Também vigorou a teoria de que o “Nummer 14” não aceitaria ir à Argentina como protesto pelo regime militar que comandava o país-sede a partir de 1976. Ou então, que um prêmio menor da federação holandesa caso viesse o título mundial foi o estopim para a recusa. Não adiantou Cruyff revelar a razão real, em 2012 – um sequestro-relâmpago sofrido pela família, na própria residência de Barcelona, em setembro de 1977, que o fez preferir manter a segurança com Danny e os filhos Jordi, Chantal e Susila: sempre haverá quem faça boatos a respeito do porquê de Cruyff não ter tido a sua segunda chance em 1978.

Pelo menos, o símbolo maior do futebol holandês esteve na campanha tranquila das Eliminatórias da Copa. Por sinal, tranquilidade necessária, após as turbulências da Euro 1976 (uma outra história, que fica para outra vez). No grupo 4 da qualificação europeia, seis jogos – contra Bélgica, Irlanda do Norte e Islândia -, cinco vitórias, um empate e liderança absoluta. A base era a mesma de 1974: lá estavam Arie Haan, Wim Jansen, Wim Rijsbergen, Ruud Krol, Wim Suurbier, Johan Neeskens, Willem van Hanegem, Robert Rensenbrink, os irmãos Willy e René van de Kerkhof, Johnny Rep… mais alguns destaques domésticos de então, como Jan Peters, Hugo Hovenkamp e Kees Kist, trio que fazia sucesso no AZ. Sem contar Ruud Geels, goleador como sempre no cenário interno – fora artilheiro da Eredivisie por quatro vezes seguidas, entre 1974/75 e 1977/78.

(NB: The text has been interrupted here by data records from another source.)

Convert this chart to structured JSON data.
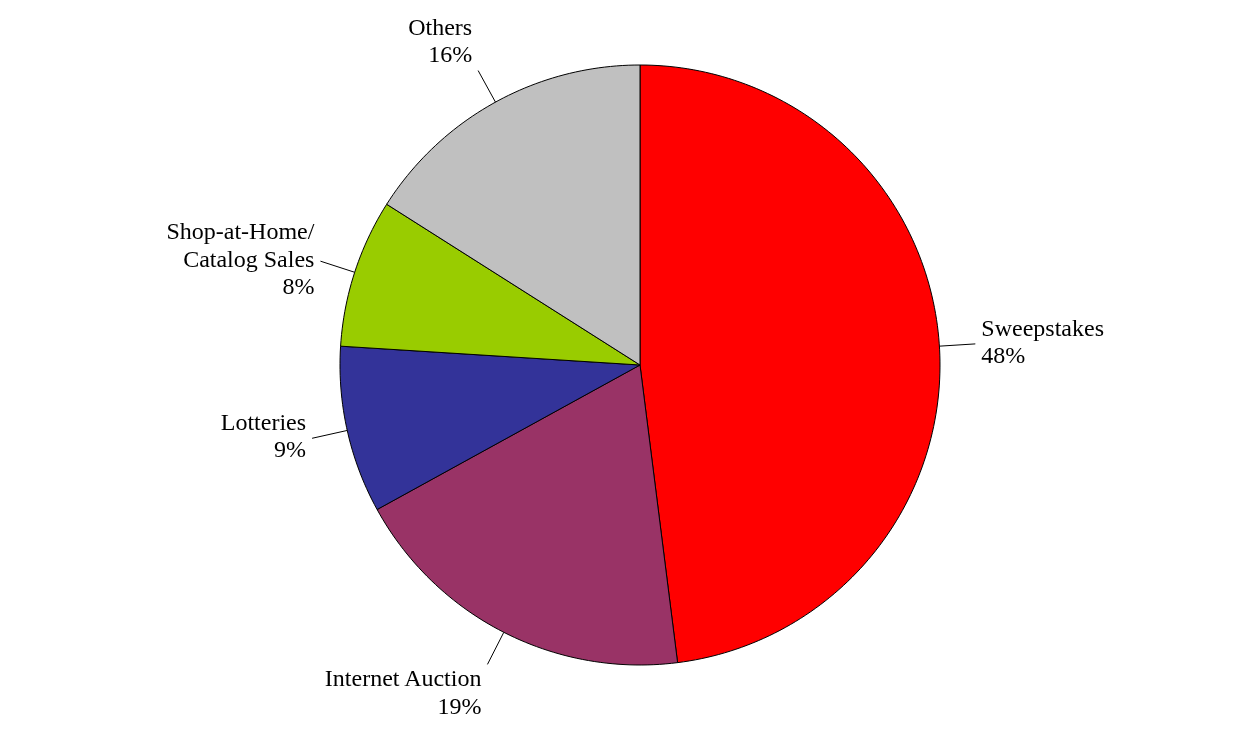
{
  "chart_data": {
    "type": "pie",
    "categories": [
      "Sweepstakes",
      "Internet Auction",
      "Lotteries",
      "Shop-at-Home/Catalog Sales",
      "Others"
    ],
    "values": [
      48,
      19,
      9,
      8,
      16
    ],
    "value_labels": [
      "48%",
      "19%",
      "9%",
      "8%",
      "16%"
    ],
    "colors": [
      "#ff0000",
      "#993366",
      "#333399",
      "#99cc00",
      "#c0c0c0"
    ]
  }
}
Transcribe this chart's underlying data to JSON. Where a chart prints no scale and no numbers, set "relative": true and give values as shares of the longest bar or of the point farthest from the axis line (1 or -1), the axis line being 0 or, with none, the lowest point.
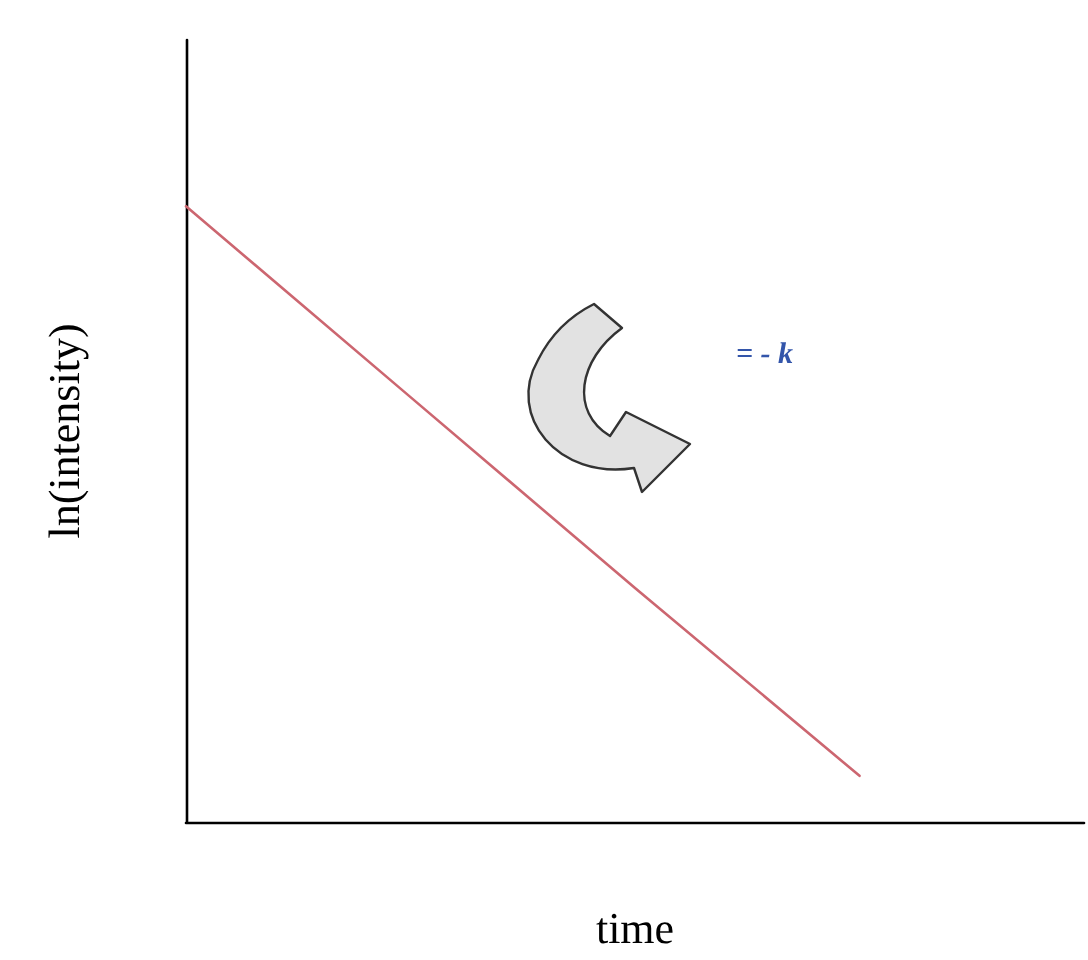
{
  "chart_data": {
    "type": "line",
    "xlabel": "time",
    "ylabel": "ln(intensity)",
    "relative": true,
    "categories": [
      null,
      null,
      null,
      null,
      null
    ],
    "series": [
      {
        "color": "#cc6670",
        "values": [
          1,
          0.69,
          0.38,
          0.075,
          null
        ]
      }
    ],
    "annotations": [
      "= - k"
    ],
    "grid": false,
    "marker": "none",
    "line_style": "solid"
  }
}
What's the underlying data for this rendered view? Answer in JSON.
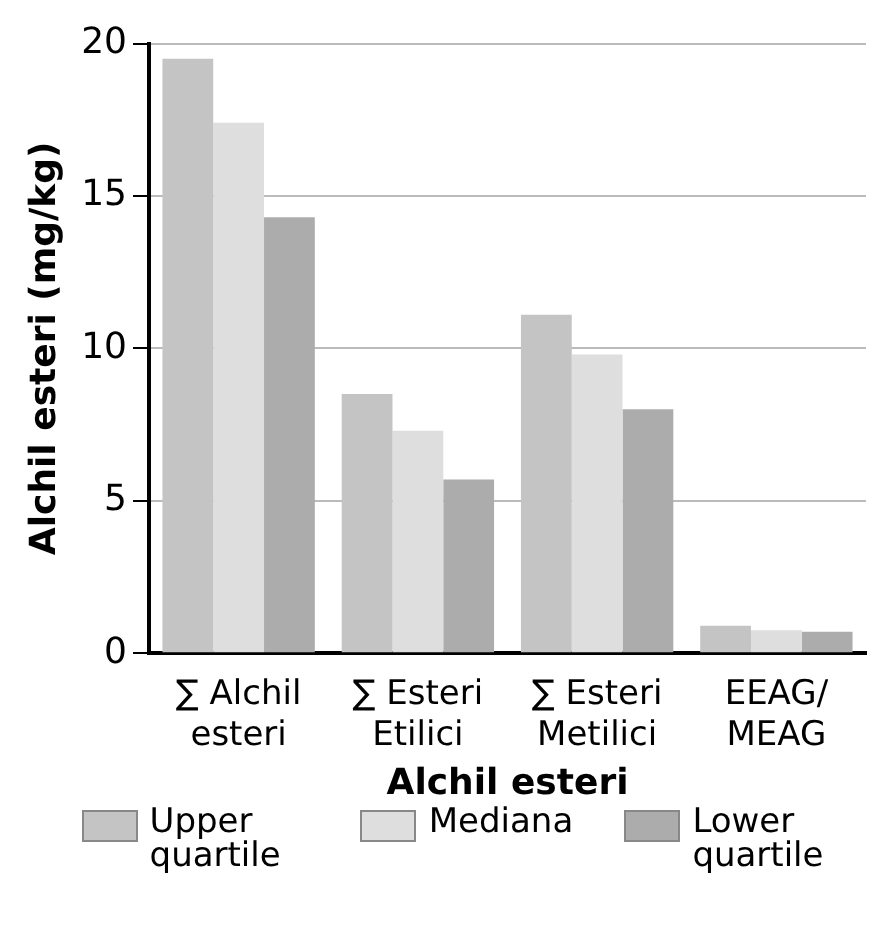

A única nota destoante na segura campanha holandesa rumo à Copa fora a briga já mencionada nesta coluna que retirou definitivamente da seleção outra dupla de sucesso em seu clube: o goleiro Jan van Beveren e o atacante Willy van der Kuylen, símbolos do PSV que seria não só campeão holandês, mas também da Copa Uefa. De resto, até que um time cheio de talentos temperamentais havia sido bem conduzido pelo técnico Jan Zwartkruis, que chegara após a Euro, vindo da seleção de militares, e conseguia ajudar a seleção holandesa a manter um nível técnico elogiável.

Tudo isso mudou em 1978. Zwartkruis comandara a seleção meio interinamente, durante as Eliminatórias. E a federação holandesa decidiu que um técnico de pulso mais firme comandaria a Holanda na Copa. De fato, o nome escolhido inspirava respeito: o austríaco Ernst Happel, técnico do Feyenoord campeão europeu e mundial em 1969/70, que acumularia o comando da Laranja ao comando do Club Brugge. A Zwartkruis, caberia apenas auxiliá-lo. Happel não era lá técnico muito afeito a debates com os jogadores sobre os rumos a seguir – um dos lemas do treinador austríaco era “kein geloel, maar fussball”, em alemão mesmo (a tradução, em português coloquial: “sem mimimi, jogue bola”).

Ernst Happel e a comissão técnica da Holanda

Começou a pagar o preço disso durante a preparação para o torneio, com o ataque perdendo opções. Sem espaço nas convocações, Ruud Geels ficou de fora da lista preliminar de 26 jogadores – assim como Kees Kist. Lesionado no AZ, Jan Peters também não foi à Copa. Johnny Rep ameaçava: ou era titular na frente, ou preferia deixar a seleção. No gol, havia certa indefinição: optar por Piet Schrijvers, reserva em 1974, melhor debaixo das traves, ou manter Jan Jongbloed, 37 anos, mais afeito ao jogo com os pés? Com todas essas dúvidas, a dupla Happel-Zwartkruis convocou os 22 nomes que viajaram à Argentina, numa mescla dos remanescentes do Mundial anterior com alguns nomes novos – alguns vindos do campeão PSV, como o zagueiro Ernie Brandts e o lateral direito Jan Poortvliet.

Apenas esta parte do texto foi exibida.